Scott Larsen - Scraping Text between Two Tags with Beautiful Soup

Putting this here in case I need it in the future and because there wasn’t much information online about how to grab the text between two tags with BeautifulSoup and Python. I think it’s difficult to find a solution because most of the people who are searching for something similar can benefit from semantic/ nested HTML and just back up one layer and get children or next_sibling, etc.

It seems straightforward enough, all I wanted to do was to pull the text contained within <H2> tags as a variable name and assign it any text that followed, up to the next set of <H2> tags. The problem I faced is that the website I’m scraping didn’t do a good job of implementing semantic/ nested HTML so the tags between sets of <H2> tags could be any combination of other tags and unscrapable using built in BS4 commands.

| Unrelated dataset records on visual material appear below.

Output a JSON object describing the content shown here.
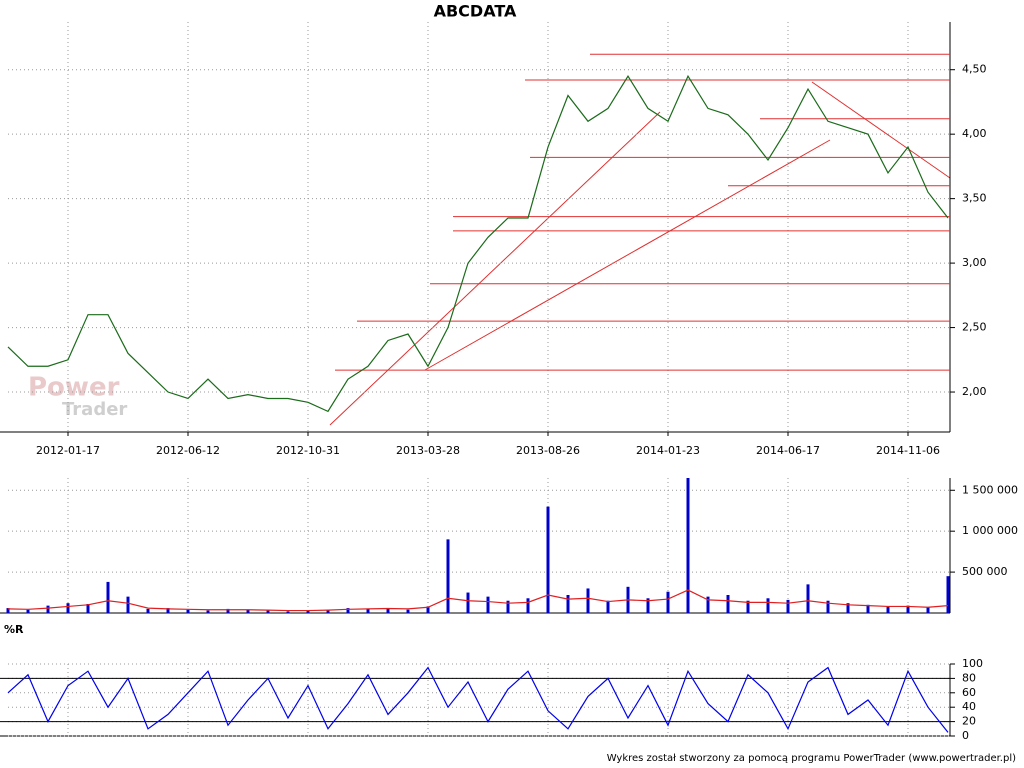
{
  "chart_data": [
    {
      "type": "line",
      "title": "ABCDATA",
      "watermark": [
        "Power",
        "Trader"
      ],
      "categories": [
        null,
        null,
        null,
        "2012-01-17",
        null,
        null,
        null,
        null,
        null,
        "2012-06-12",
        null,
        null,
        null,
        null,
        null,
        "2012-10-31",
        null,
        null,
        null,
        null,
        null,
        "2013-03-28",
        null,
        null,
        null,
        null,
        null,
        "2013-08-26",
        null,
        null,
        null,
        null,
        null,
        "2014-01-23",
        null,
        null,
        null,
        null,
        null,
        "2014-06-17",
        null,
        null,
        null,
        null,
        null,
        "2014-11-06",
        null,
        null
      ],
      "series": [
        {
          "name": "ABCDATA",
          "color": "#1a6b1a",
          "values": [
            2.35,
            2.2,
            2.2,
            2.25,
            2.6,
            2.6,
            2.3,
            2.15,
            2.0,
            1.95,
            2.1,
            1.95,
            1.98,
            1.95,
            1.95,
            1.92,
            1.85,
            2.1,
            2.2,
            2.4,
            2.45,
            2.2,
            2.5,
            3.0,
            3.2,
            3.35,
            3.35,
            3.9,
            4.3,
            4.1,
            4.2,
            4.45,
            4.2,
            4.1,
            4.45,
            4.2,
            4.15,
            4.0,
            3.8,
            4.05,
            4.35,
            4.1,
            4.05,
            4.0,
            3.7,
            3.9,
            3.55,
            3.35
          ]
        }
      ],
      "levels": [
        4.62,
        4.42,
        4.12,
        3.82,
        3.6,
        3.36,
        3.25,
        2.84,
        2.55,
        2.17
      ],
      "level_color": "#e03030",
      "ylim": [
        1.69,
        4.87
      ],
      "yticks": [
        {
          "value": 2.0,
          "label": "2,00"
        },
        {
          "value": 2.5,
          "label": "2,50"
        },
        {
          "value": 3.0,
          "label": "3,00"
        },
        {
          "value": 3.5,
          "label": "3,50"
        },
        {
          "value": 4.0,
          "label": "4,00"
        },
        {
          "value": 4.5,
          "label": "4,50"
        }
      ],
      "grid": true
    },
    {
      "type": "bar",
      "series": [
        {
          "name": "Volume",
          "color": "#0000cc",
          "values": [
            60000,
            40000,
            90000,
            120000,
            110000,
            380000,
            200000,
            50000,
            60000,
            40000,
            30000,
            50000,
            40000,
            30000,
            20000,
            30000,
            40000,
            60000,
            50000,
            60000,
            40000,
            80000,
            900000,
            250000,
            200000,
            150000,
            180000,
            1300000,
            220000,
            300000,
            150000,
            320000,
            180000,
            260000,
            1650000,
            200000,
            220000,
            150000,
            180000,
            160000,
            350000,
            150000,
            120000,
            100000,
            80000,
            90000,
            70000,
            450000
          ]
        },
        {
          "name": "Average",
          "color": "#e02020",
          "values": [
            50000,
            45000,
            60000,
            80000,
            100000,
            150000,
            120000,
            60000,
            50000,
            45000,
            40000,
            40000,
            40000,
            35000,
            30000,
            30000,
            35000,
            45000,
            50000,
            55000,
            50000,
            70000,
            180000,
            150000,
            140000,
            120000,
            130000,
            220000,
            170000,
            180000,
            140000,
            160000,
            150000,
            170000,
            280000,
            160000,
            150000,
            130000,
            130000,
            120000,
            150000,
            120000,
            100000,
            90000,
            80000,
            80000,
            70000,
            90000
          ]
        }
      ],
      "ylim": [
        0,
        1650000
      ],
      "yticks": [
        {
          "value": 500000,
          "label": "500 000"
        },
        {
          "value": 1000000,
          "label": "1 000 000"
        },
        {
          "value": 1500000,
          "label": "1 500 000"
        }
      ],
      "grid": true
    },
    {
      "type": "line",
      "title": "%R",
      "series": [
        {
          "name": "%R",
          "color": "#0000ee",
          "values": [
            60,
            85,
            20,
            70,
            90,
            40,
            80,
            10,
            30,
            60,
            90,
            15,
            50,
            80,
            25,
            70,
            10,
            45,
            85,
            30,
            60,
            95,
            40,
            75,
            20,
            65,
            90,
            35,
            10,
            55,
            80,
            25,
            70,
            15,
            90,
            45,
            20,
            85,
            60,
            10,
            75,
            95,
            30,
            50,
            15,
            90,
            40,
            5
          ]
        }
      ],
      "hlines": [
        20,
        80
      ],
      "ylim": [
        0,
        100
      ],
      "yticks": [
        0,
        20,
        40,
        60,
        80,
        100
      ],
      "grid": true
    }
  ],
  "footer": "Wykres został stworzony za pomocą programu PowerTrader (www.powertrader.pl)"
}
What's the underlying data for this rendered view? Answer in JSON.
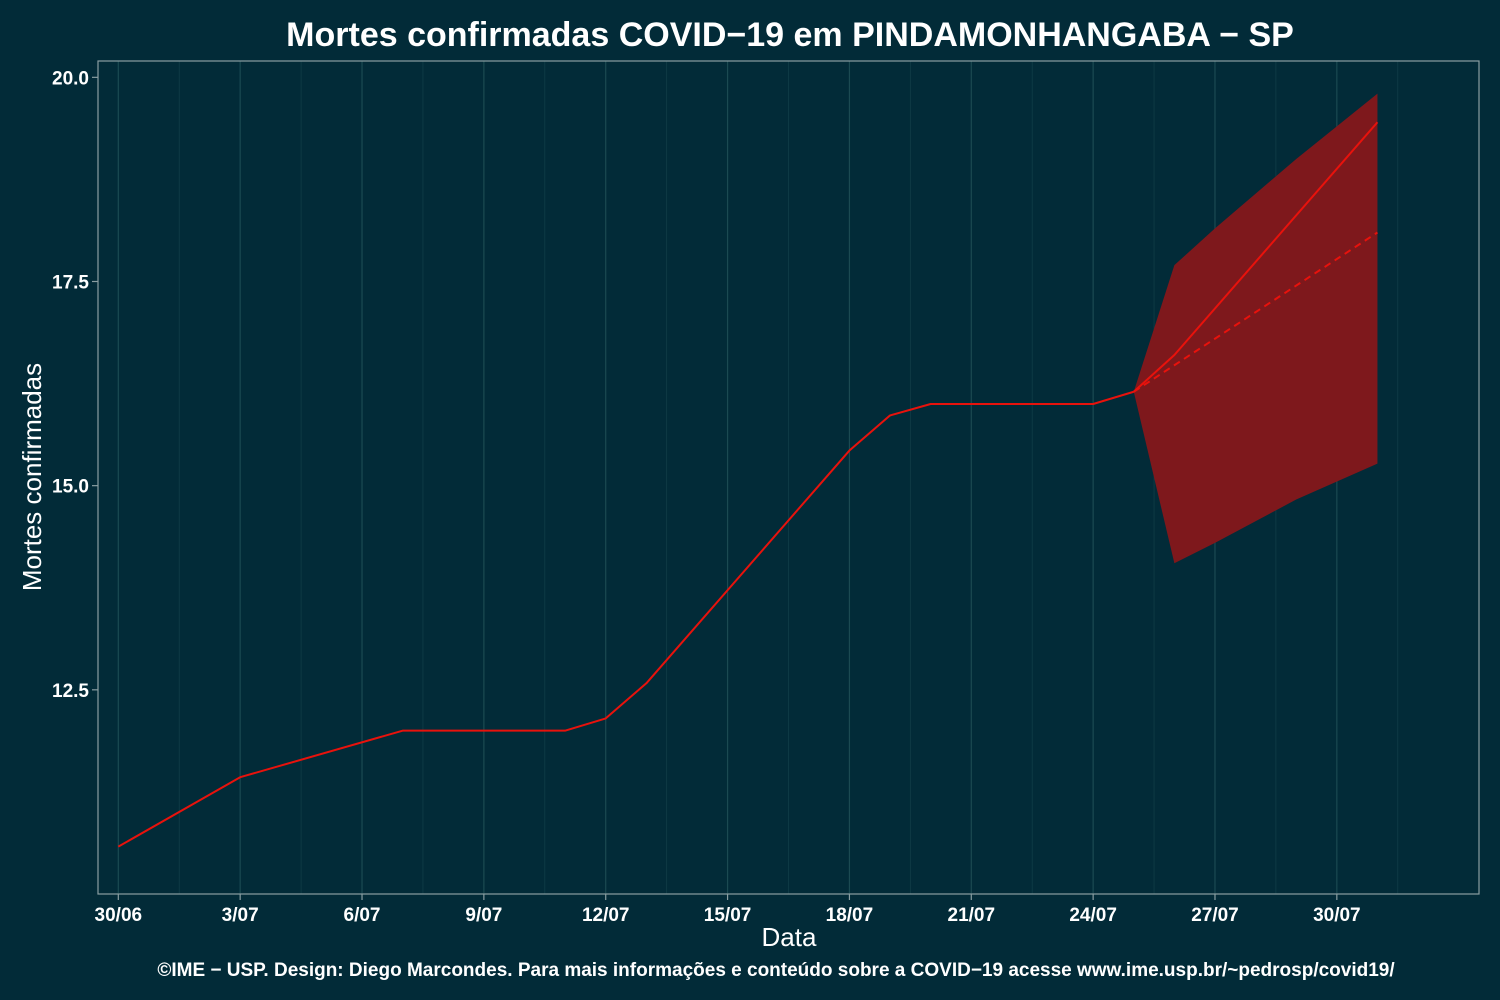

Here’s an example of what I was trying to scrape:

<H2>Job Property 1</H2>
    <ul>
        <li>Some text</li>
        <li>Some more text</li>
    </ul>
<H2>Job Property 2</H2>
    <p>Some more text</p>
<H2>Job Property 3</H2>
    Some more text</ br>

What I ended up with is largely based on Zrog’s answer to a question on StackOverflow so they deserve most of the credit. I suspect there’s a better way around this so please offer any feedback you have so we can get the best info out there.

    jobDetails = soup.find("div", class_="job-description")
    jobDescription = {}
    for header in jobDetails.find_all('h2'):
        jobDetail = header.get_text().strip()
        nextNode = header
        jobDetailText = []
        while True:
            nextNode = nextNode.nextSibling
            # This writes out the last of the H2 tags and its following contents
            if not nextNode:
                jobDescription[jobDetail] = "\n".join(jobDetailText)
                break
            # This adds non-H2 tags to the text to attach to the text of the H2
            elif isinstance(nextNode, NavigableString):
                if nextNode.strip():
                    jobDetailText.append(nextNode.strip())
                    pass
            # This detects the next H2 and writes the compiled text to the previous H2
            elif isinstance(nextNode, Tag):
                if nextNode.name == "h2":
                    jobDescription[jobDetail] = "\n".join(jobDetailText)
                    break
                jobDetailText.append(nextNode.get_text(strip=True))